Payments, Payments Everywhere
By David Dorf-Oracle on Aug 22, 2012
In order to sell a new product, you have to solve a problem. Emerging payment methods, by themselves, aren't really solving any problem. What's the pain point? Credit and debit cards work just fine (although EMV certainly helps reduce fraud, and retailers would love lower rates). Yet over the last couple months there seems to be a new announcement in this area every week, and they get lots of attention. As Rick Oglesby, a senior analyst with research firm Aite Group LLC., puts it, "This is not about payments -- it's about something bigger."
At stake is the relationship between the consumer and retailers, banks, CPG companies, telcos, and card brands. Steve Ranger over at CNET put it best when he said, "Right now, the mobile payments market reminds me a lot of the old cartoon show Wacky Races." I've described some of these solutions in past postings, but for a quick summary refer to Paula Rosemblum's recent posting.
Payments are table stakes. The jewel is the digital wallet, which typically contains value-added services beyond the payment itself. For a consumer it might be nice to put all her cards "in" her mobile phone, but its when loyalty cards, coupons, and offers are added that things get interesting. For a retailer, its all about two things: lowering fees and bettering the customer experience.

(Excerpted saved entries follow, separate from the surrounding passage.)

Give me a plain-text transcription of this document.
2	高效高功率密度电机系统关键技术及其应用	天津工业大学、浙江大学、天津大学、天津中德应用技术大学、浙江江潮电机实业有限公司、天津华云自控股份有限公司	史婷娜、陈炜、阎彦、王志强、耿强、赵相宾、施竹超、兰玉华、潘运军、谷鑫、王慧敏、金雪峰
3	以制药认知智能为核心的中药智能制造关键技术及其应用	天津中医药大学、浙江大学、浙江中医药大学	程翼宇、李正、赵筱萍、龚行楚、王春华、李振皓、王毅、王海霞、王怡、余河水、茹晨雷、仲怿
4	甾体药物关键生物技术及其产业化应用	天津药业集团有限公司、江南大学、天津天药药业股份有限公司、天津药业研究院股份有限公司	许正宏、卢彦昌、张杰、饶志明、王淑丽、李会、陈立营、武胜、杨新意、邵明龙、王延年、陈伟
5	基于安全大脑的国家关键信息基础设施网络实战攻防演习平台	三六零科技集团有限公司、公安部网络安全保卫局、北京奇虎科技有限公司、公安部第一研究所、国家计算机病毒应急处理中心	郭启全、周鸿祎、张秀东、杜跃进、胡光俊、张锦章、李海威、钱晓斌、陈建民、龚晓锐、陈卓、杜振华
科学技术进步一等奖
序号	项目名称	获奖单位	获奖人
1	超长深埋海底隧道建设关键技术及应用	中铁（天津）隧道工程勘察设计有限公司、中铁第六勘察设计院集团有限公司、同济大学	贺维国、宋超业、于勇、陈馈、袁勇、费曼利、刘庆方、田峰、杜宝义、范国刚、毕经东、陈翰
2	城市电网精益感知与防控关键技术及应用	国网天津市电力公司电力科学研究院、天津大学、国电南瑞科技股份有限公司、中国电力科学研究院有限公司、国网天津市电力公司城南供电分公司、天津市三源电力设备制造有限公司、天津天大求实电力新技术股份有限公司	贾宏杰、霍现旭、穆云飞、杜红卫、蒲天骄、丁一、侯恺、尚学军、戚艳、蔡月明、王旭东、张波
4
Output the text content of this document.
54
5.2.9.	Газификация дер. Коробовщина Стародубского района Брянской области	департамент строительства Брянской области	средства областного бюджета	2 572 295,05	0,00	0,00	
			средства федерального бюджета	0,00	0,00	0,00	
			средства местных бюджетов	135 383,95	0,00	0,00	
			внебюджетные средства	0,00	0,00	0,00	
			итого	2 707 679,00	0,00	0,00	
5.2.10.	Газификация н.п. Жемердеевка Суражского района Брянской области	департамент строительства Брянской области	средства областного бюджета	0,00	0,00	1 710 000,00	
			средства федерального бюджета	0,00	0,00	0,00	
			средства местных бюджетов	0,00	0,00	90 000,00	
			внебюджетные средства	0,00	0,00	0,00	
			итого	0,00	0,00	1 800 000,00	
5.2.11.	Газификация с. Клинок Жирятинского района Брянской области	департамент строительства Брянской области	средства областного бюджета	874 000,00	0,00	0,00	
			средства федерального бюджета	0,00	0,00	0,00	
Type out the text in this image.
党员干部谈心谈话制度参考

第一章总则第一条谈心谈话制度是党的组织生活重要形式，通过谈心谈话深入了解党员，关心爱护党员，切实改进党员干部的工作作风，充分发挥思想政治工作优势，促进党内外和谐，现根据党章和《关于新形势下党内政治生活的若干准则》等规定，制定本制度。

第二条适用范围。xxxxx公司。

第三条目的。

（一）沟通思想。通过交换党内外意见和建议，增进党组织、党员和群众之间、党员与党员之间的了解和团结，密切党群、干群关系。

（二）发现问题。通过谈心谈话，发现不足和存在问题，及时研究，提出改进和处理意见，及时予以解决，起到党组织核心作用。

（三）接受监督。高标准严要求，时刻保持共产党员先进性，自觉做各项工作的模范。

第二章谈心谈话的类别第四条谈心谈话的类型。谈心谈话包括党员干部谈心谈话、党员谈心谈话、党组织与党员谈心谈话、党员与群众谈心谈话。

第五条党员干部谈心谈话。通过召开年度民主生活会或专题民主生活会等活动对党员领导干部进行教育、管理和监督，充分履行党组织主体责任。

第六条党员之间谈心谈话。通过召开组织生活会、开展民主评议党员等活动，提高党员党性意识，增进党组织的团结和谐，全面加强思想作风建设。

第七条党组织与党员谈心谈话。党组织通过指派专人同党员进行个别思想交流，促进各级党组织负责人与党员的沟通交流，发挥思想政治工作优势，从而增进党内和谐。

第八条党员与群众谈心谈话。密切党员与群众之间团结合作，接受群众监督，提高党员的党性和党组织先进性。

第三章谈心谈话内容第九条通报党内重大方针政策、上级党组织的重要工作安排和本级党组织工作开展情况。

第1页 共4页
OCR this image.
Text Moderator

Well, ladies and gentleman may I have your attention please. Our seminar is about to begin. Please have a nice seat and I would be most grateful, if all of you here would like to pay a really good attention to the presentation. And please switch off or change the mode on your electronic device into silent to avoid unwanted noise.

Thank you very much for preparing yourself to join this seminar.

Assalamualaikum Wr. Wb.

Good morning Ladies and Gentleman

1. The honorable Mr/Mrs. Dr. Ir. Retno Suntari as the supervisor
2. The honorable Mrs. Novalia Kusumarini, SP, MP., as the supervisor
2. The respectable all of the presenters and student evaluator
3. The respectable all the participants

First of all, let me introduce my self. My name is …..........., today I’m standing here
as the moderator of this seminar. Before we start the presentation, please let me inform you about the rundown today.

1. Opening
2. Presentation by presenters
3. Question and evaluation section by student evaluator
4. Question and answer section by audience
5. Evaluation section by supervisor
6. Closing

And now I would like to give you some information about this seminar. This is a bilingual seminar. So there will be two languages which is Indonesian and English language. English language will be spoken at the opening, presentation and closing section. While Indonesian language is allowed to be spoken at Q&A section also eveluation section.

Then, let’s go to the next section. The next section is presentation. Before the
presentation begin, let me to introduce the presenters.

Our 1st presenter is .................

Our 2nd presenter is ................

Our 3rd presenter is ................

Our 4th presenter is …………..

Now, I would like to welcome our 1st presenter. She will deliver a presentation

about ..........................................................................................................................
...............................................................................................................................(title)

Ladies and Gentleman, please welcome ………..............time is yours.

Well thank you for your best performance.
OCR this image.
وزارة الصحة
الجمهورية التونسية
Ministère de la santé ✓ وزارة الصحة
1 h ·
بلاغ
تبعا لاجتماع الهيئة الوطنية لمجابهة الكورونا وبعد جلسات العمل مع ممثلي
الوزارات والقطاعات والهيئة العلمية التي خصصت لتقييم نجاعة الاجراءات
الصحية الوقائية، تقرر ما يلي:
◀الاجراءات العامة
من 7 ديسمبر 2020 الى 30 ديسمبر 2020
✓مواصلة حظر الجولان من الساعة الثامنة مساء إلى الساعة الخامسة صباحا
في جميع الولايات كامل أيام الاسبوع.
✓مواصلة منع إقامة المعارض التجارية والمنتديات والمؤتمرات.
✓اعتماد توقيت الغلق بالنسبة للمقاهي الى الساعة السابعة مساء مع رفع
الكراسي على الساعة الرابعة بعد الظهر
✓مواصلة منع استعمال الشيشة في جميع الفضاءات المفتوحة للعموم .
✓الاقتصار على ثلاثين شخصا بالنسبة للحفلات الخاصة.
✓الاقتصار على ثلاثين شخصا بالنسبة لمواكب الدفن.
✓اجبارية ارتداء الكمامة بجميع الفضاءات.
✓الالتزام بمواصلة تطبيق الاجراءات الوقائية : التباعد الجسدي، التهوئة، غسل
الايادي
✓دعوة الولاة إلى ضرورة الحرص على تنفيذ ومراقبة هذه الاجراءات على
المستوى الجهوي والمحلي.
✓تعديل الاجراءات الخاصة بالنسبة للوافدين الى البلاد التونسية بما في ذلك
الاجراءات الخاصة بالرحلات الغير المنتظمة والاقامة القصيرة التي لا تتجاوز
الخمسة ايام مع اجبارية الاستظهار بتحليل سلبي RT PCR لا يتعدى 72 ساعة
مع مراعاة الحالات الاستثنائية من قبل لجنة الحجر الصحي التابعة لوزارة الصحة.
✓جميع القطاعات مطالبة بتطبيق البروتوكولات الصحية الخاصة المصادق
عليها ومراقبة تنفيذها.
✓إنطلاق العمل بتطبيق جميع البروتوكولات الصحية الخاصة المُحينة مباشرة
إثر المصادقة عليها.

PayPal and Square are injecting much needed competition into the payment space, which in turn may lead to lower fees for retailers. Retailers aren't looking for zero because they know that card-based transactions lower their cash handling cost and decrease checkout time. There's value that's justifies reasonable fees, but I stress the word reasonable.
But its customer experience and that relationship I mentioned earlier that is the driving force here. Mobile phones suddenly make it possible to reach consumers as they shop, much like retailers do online. And thus they can be enticed with offers, coupons, and product information across channels. Payments are along for the ride.
So each time you read another announcement touting NFC or cloud-payments, look past the payment and consider the impact to customer experience. That's what will separate the winners and losers.